Generating and accessing data of a fixed column layout is easy. You can create local temp tables up-front, and populate them by calling stored procedures.
On the other hand, if you want to generate data with a dynamic column layout, you must generally build an SQL statement dynamically and execute it with "exec sp_executesql". Since the data layout is unknown at run-time, you cannot create a temp-table up-front, and once inside the "exec sp_executesql" statement, any temporary tables created there are bound to that scope and vanish when the call returns, so it's much more difficult to access the data (i.e. your options are more limited).
I have a query that needs to access data in a dynamically generated table.
The table is generated by a stored procedure, which dynamically builds a query, stores it in a variable "@sql nvarchar(max)", and runs it by calling "exec sp_executesql @statement = @sql".
The @sql statement was something like "select * into #temptable from...", but #temptable was destroyed by the time "exec sp_executesql" returned. A quick fix for this was to just use "##temptable" instead (i.e. a global temp table), because it survives when the stored procedure returns AND I can easily access it in the calling scope (because it has a known/static name).
I don't like this solution because global temp tables aren't thread-safe (name collistion-wise), and I don't want to have to mess with dynamically-generated unique names, because I'll just end up having to use more dynamic SQL to access them... which puts me right back at square one, leaving the data inaccessible outside the SP.
I don't think returning table variables (through output parameters) is an option (new to SQL Server 2008 too), unless it can be done without having to define a static table type. The tables my stored procedure generates are dynamic, and depend on the input parameter(s) passed.
Inline table-valued functions are not an option, because I'm running code loops to build the @sql query and calling "exec sp_executesql".
Multi-statement table-valued functions (instead of the stored procedure), is also not an option, because such a function must have a well-defined table format, whereas I'm running dyanmic SQL to return a table with a variable number of columns and column names depending on the input parameter values.
All I really want to do is select the result set of the dynamic query into a new table, but I'm finding it difficult, as none of the above works; particularly irritating is how local temporary tables aren't local to the session, but local to the stored procedure so that they vanish upon returning. The only solution I've seen insists that using OPENROWSET is the only way, but I don't want to mess with connection strings inside my stored procedure, for the same reason I don't want to include unique-name-management code... it's just way more complicated than it ought to be.

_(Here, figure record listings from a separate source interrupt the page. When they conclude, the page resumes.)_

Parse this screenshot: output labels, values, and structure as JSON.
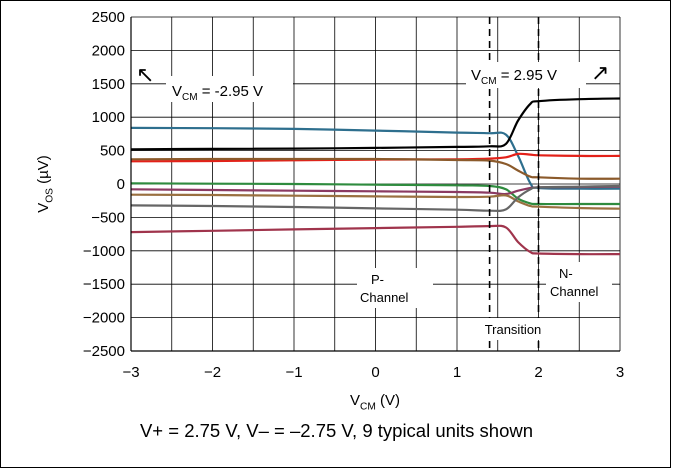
{
  "chart_data": {
    "type": "line",
    "xlabel": {
      "main": "V",
      "sub": "CM",
      "unit": " (V)"
    },
    "ylabel": {
      "main": "V",
      "sub": "OS",
      "unit": " (µV)"
    },
    "xlim": [
      -3,
      3
    ],
    "ylim": [
      -2500,
      2500
    ],
    "x_ticks": [
      -3,
      -2,
      -1,
      0,
      1,
      2,
      3
    ],
    "x_tick_labels": [
      "−3",
      "−2",
      "−1",
      "0",
      "1",
      "2",
      "3"
    ],
    "y_ticks": [
      2500,
      2000,
      1500,
      1000,
      500,
      0,
      -500,
      -1000,
      -1500,
      -2000,
      -2500
    ],
    "y_tick_labels": [
      "2500",
      "2000",
      "1500",
      "1000",
      "500",
      "0",
      "−500",
      "−1000",
      "−1500",
      "−2000",
      "−2500"
    ],
    "grid": true,
    "series": [
      {
        "color": "#2e6f8e",
        "x": [
          -3,
          -2,
          -1,
          0,
          1,
          1.4,
          1.6,
          1.75,
          1.9,
          2.0,
          2.5,
          3
        ],
        "y": [
          840,
          835,
          825,
          800,
          770,
          760,
          740,
          420,
          10,
          -60,
          -70,
          -70
        ]
      },
      {
        "color": "#000000",
        "x": [
          -3,
          -2,
          -1,
          0,
          1,
          1.4,
          1.6,
          1.75,
          1.9,
          2.0,
          2.5,
          3
        ],
        "y": [
          520,
          525,
          530,
          540,
          555,
          565,
          600,
          950,
          1200,
          1240,
          1270,
          1280
        ]
      },
      {
        "color": "#e32119",
        "x": [
          -3,
          -2,
          -1,
          0,
          1,
          1.4,
          1.6,
          1.75,
          1.9,
          2.0,
          2.5,
          3
        ],
        "y": [
          340,
          345,
          355,
          365,
          370,
          380,
          400,
          450,
          440,
          430,
          420,
          420
        ]
      },
      {
        "color": "#8b5a2b",
        "x": [
          -3,
          -2,
          -1,
          0,
          1,
          1.4,
          1.6,
          1.75,
          1.9,
          2.0,
          2.5,
          3
        ],
        "y": [
          370,
          375,
          375,
          375,
          360,
          350,
          300,
          200,
          110,
          100,
          80,
          80
        ]
      },
      {
        "color": "#2e8b3e",
        "x": [
          -3,
          -2,
          -1,
          0,
          1,
          1.4,
          1.6,
          1.75,
          1.9,
          2.0,
          2.5,
          3
        ],
        "y": [
          10,
          5,
          0,
          -10,
          -20,
          -30,
          -80,
          -220,
          -290,
          -300,
          -300,
          -300
        ]
      },
      {
        "color": "#8b3a62",
        "x": [
          -3,
          -2,
          -1,
          0,
          1,
          1.4,
          1.6,
          1.75,
          1.9,
          2.0,
          2.5,
          3
        ],
        "y": [
          -80,
          -90,
          -100,
          -110,
          -120,
          -130,
          -150,
          -100,
          -60,
          -50,
          -45,
          -40
        ]
      },
      {
        "color": "#9a7040",
        "x": [
          -3,
          -2,
          -1,
          0,
          1,
          1.4,
          1.6,
          1.75,
          1.9,
          2.0,
          2.5,
          3
        ],
        "y": [
          -160,
          -165,
          -175,
          -185,
          -195,
          -190,
          -170,
          -260,
          -330,
          -340,
          -360,
          -370
        ]
      },
      {
        "color": "#666666",
        "x": [
          -3,
          -2,
          -1,
          0,
          1,
          1.4,
          1.6,
          1.75,
          1.9,
          2.0,
          2.5,
          3
        ],
        "y": [
          -320,
          -330,
          -345,
          -365,
          -385,
          -400,
          -380,
          -200,
          -80,
          -50,
          -40,
          -30
        ]
      },
      {
        "color": "#a0344c",
        "x": [
          -3,
          -2,
          -1,
          0,
          1,
          1.4,
          1.6,
          1.75,
          1.9,
          2.0,
          2.5,
          3
        ],
        "y": [
          -720,
          -700,
          -680,
          -660,
          -640,
          -630,
          -650,
          -870,
          -1020,
          -1040,
          -1050,
          -1050
        ]
      }
    ],
    "vlines": [
      1.4,
      2.0
    ],
    "annotations": {
      "left_vcm": {
        "pre": "V",
        "sub": "CM",
        "post": " = -2.95 V",
        "arrow": "↖"
      },
      "right_vcm": {
        "pre": "V",
        "sub": "CM",
        "post": " = 2.95 V",
        "arrow": "↗"
      },
      "p_channel": [
        "P-",
        "Channel"
      ],
      "n_channel": [
        "N-",
        "Channel"
      ],
      "transition": "Transition"
    }
  },
  "caption": "V+ = 2.75 V, V– = –2.75 V, 9 typical units shown"
}
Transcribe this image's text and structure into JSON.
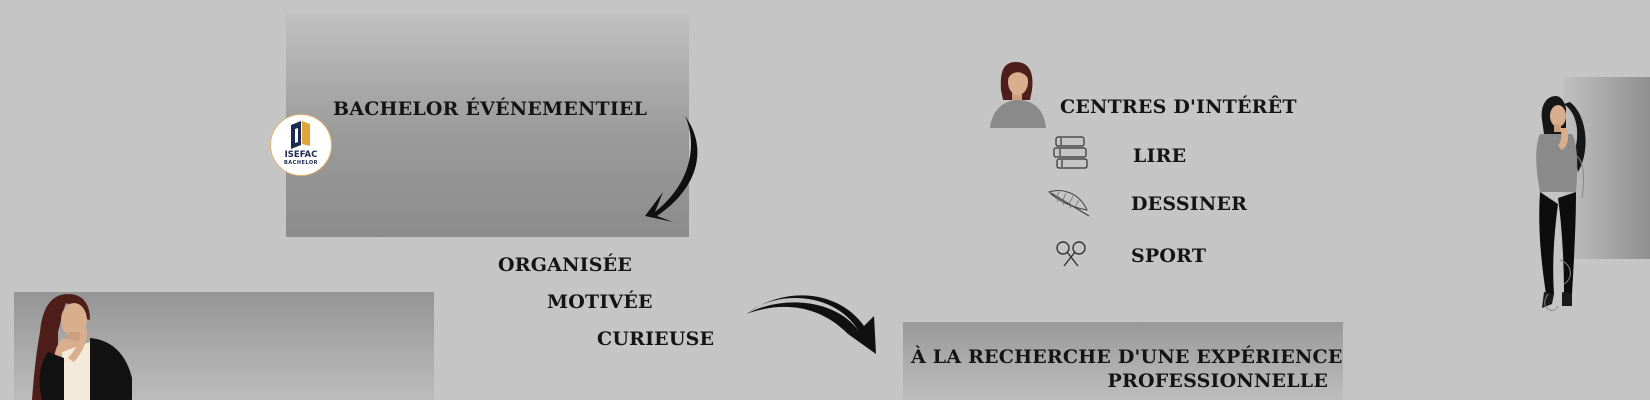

In summary, I just want to execute dynamic SQL that generates a dataset of an unknown format, and be able to easily access it from the calling scope.
Create the temp table before the sp_executesql
: it will still be in scope for "inner" scopes like the sp_executesql
Change the SQL to do an INSERT
rather than SELECT..INTO...
Edit:
Make the table wide enough to cover all options.
Frankly, SQL is designed to work with fixed table definitions: variable output signatures (tables) leads to the problem you have...
One clunky but possible option is to create a single-column table in the caller, then alter it in the callee. This gets around the scope issue but makes things quite a bit harder...
If you build a stored procedure that accepts input and output table names, which makes the second table look exactly like the first by dropping and adding columns, you might have a more general solution.
Selecting from tempdb.INFORMATION_SCHEMA.COLUMNS
will let you find the column information about any temp table (which you can detect by whether the table name starts with #
). Here's an example:
CREATE TABLE #blah (a int)
SELECT *
FROM tempdb.INFORMATION_SCHEMA.COLUMNS
WHERE Object_id('tempdb.dbo.' + TABLE_NAME) = Object_id('tempdb.dbo.#blah')
DROP TABLE #blah
Note that the table name in the view is not #blah
(it will probably be something like #blah___{lots of underscores}___00000000021D
thus the use of Object_id()
to correlate the two.
To use it practically, instead of filling the first table with data, then morphing the second table and copying the data into it, I would suggest creating an empty table first by running your process with an added TOP 0
or WHERE 1 = 0
, then copying the table's structure to the correct one with your table-copying SP, then running the data process for real to insert only once to the correct table.
Like I said, clunky, but could be useful in some narrow situations where no other options are available.